Aun cuando en el campo científico se comente que conocemos mejor los procesos que tienen lugar en la superficie de la Luna que lo que sucede a escasos centenares de metros por debajo de nuestros pies, lo cierto es que desde su aparición en este planeta, la especie humana ha estado acompañada de una vibración destructiva producida por la Madre Naturaleza.
La sabiduría milenaria aconseja mantener el ánimo sereno ante las sacudidas telúricas, repentinas, bruscas y aterradoras. Pero el recuerdo amargo permanece cuando la experiencia personal nos ata a un destino imprevisible.
¿CÓMO BUSCAR EL EQUILIBRIO INTERNO -digo yo- SI LA CONFUSIÓN BRUMOSA Y EL DESCONCIERTO TOTAL IMPIDEN LA CLARIDAD DEL PENSAMIENTO Y LA TRANQUILIDAD ESPIRITUAL?
Según se dice, hace mucho tiempo un continente completo -la Atlántida, su vida, su cultura, sus proyectos y realizaciones, sus expectativas- desapareció en las profundidades del océano. Entonces, los griegos incorporaron al lenguaje -que es la sangre de la cultura- la palabra CATÁSTROFE (katastrophé) la expresión de la máxima violencia, lo funesto generalizado, la desgracia y el desastre total provocado por el poder abrumador de la naturaleza: el CATACLISMO.
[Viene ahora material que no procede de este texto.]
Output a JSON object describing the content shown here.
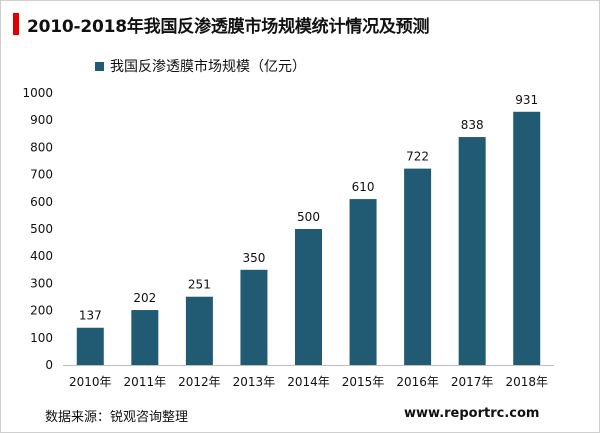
{
  "title": "2010-2018年我国反渗透膜市场规模统计情况及预测",
  "colors": {
    "bar": "#215A73",
    "accent": "#E00000"
  },
  "chart_data": {
    "type": "bar",
    "title": "2010-2018年我国反渗透膜市场规模统计情况及预测",
    "categories": [
      "2010年",
      "2011年",
      "2012年",
      "2013年",
      "2014年",
      "2015年",
      "2016年",
      "2017年",
      "2018年"
    ],
    "series": [
      {
        "name": "我国反渗透膜市场规模（亿元）",
        "values": [
          137,
          202,
          251,
          350,
          500,
          610,
          722,
          838,
          931
        ]
      }
    ],
    "ylim": [
      0,
      1000
    ],
    "yticks": [
      0,
      100,
      200,
      300,
      400,
      500,
      600,
      700,
      800,
      900,
      1000
    ],
    "grid": false,
    "legend": "top-left",
    "data_labels": true
  },
  "footer": {
    "source": "数据来源：锐观咨询整理",
    "website": "www.reportrc.com"
  }
}
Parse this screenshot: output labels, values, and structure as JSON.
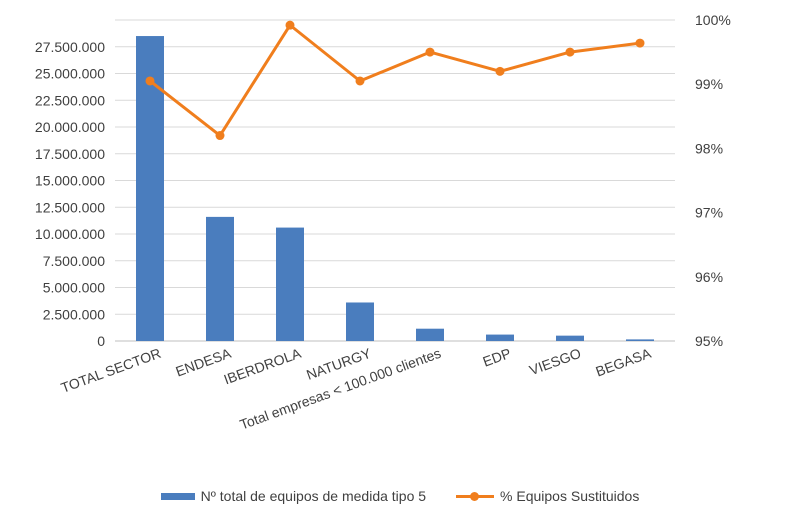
{
  "chart_data": {
    "type": "bar+line",
    "categories": [
      "TOTAL SECTOR",
      "ENDESA",
      "IBERDROLA",
      "NATURGY",
      "Total empresas < 100.000 clientes",
      "EDP",
      "VIESGO",
      "BEGASA"
    ],
    "series": [
      {
        "name": "Nº total de equipos de medida tipo 5",
        "type": "bar",
        "axis": "left",
        "color": "#4a7dbe",
        "values": [
          28500000,
          11600000,
          10600000,
          3600000,
          1150000,
          600000,
          500000,
          150000
        ]
      },
      {
        "name": "% Equipos Sustituidos",
        "type": "line",
        "axis": "right",
        "color": "#f07e1d",
        "values": [
          99.05,
          98.2,
          99.92,
          99.05,
          99.5,
          99.2,
          99.5,
          99.64
        ]
      }
    ],
    "y_left": {
      "range": [
        0,
        30000000
      ],
      "ticks": [
        0,
        2500000,
        5000000,
        7500000,
        10000000,
        12500000,
        15000000,
        17500000,
        20000000,
        22500000,
        25000000,
        27500000
      ],
      "tick_labels": [
        "0",
        "2.500.000",
        "5.000.000",
        "7.500.000",
        "10.000.000",
        "12.500.000",
        "15.000.000",
        "17.500.000",
        "20.000.000",
        "22.500.000",
        "25.000.000",
        "27.500.000"
      ]
    },
    "y_right": {
      "range": [
        95,
        100
      ],
      "ticks": [
        95,
        96,
        97,
        98,
        99,
        100
      ],
      "tick_labels": [
        "95%",
        "96%",
        "97%",
        "98%",
        "99%",
        "100%"
      ]
    },
    "grid": true,
    "legend_position": "bottom"
  }
}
HAROUN TAZIEFF, renombrado geólogo francés de origen polaco, nos hizo ver la hipótesis de que los actuales continentes provienen de una gran y única masa de tierra emergida (pangaea o pangea), que ha ido disgregándose gradualmente en bloques que se alejan unos de otros. Ante los efectos de un terremoto, las cifras adquieren un significado siniestro. Magnitud e intensidad son parámetros que miden la violencia intrínseca de un terremoto, desde daños leves hasta el colapso total.
El norteamericano CHARLES RICHTER y el italiano GIUSEPPE MERCALLI son los nombres de los dos científicos que están asociados a las escalas de la destrucción. ¿Cómo no prestar atención a los daños causados por los terremotos recientes en varias partes del mundo, citando los 9 grados en Japón y Haití, y en México el de los dos días 19 de septiembre (1985 y 2017) con sus grados sísmicos de intolerancia y pavor?
Para nosotros, QUIENES VIVIMOS EL TERREMOTO DE 1985 FUE UN TERRIBLE RECUERDO, UNA REGRESIÓN A UN ESTADO MENTAL. Retrocedimos inconsciente y psicológicamente a las escenas dantescas de una ciudad destruida en grandes zonas y con pérdidas de 10 mil vidas, dato oficial. Algunos medios de información registraron más de 30 mil.
Yo me desempeñaba como director de Comunicación Social de la PGR. Nuestro principal edificio en el Eje Central colapsó; pero a espaldas, en la calle de López había ubicaciones que resistieron. Allí en la planta baja instalé la sala de prensa. Los días 19 y 20 de aquel fatídico septiembre de 1985 fueron inolvidables: salir de mi oficina en la noche, caminar unos pasos hasta la avenida Juárez y detenerse a ver la devastación, la oscuridad total, los destellos de las lámparas de manos de rescatistas que, a lo lejos, trabajaban sobre los escombros, las lejanas, lejanísimas sirenas de ambulancias que ululaban, o mejor dicho, se quejaban al cielo de tal catástrofe. Nunca olvidaré aquella avenida Juárez sin luz, ni de luminarias o edificios u oficinas, nada, parecía una ciudad bombardeada. Tampoco circulaban vehículos porque los escombros de varios edificios, entre ellos el Hotel Regis impedían en tránsito. Del Palacio de Bellas Artes solo se adivinaba lo grisáceo de su mármol. Y si miraba hacia el oriente, el Eje Central Lázaro Cárdenas estaba igual. ¿Hacia dónde ir? Era una total oscuridad, debía llevarse una lámpara de mano para no tropezar, solo se veía la negrura de la noche. Fue impactante.
Suplico y exijo que se instalen todas las medidas preventivas necesarias, todas. Hay vidas humanas en juego, es necesario, imprescindible, que se enderece la conducta social. HAY QUE PREVENIR EL MIEDO, NO PERMITIR QUE SE CONVIERTA EN PAVOR Y MENOS EN TERROR.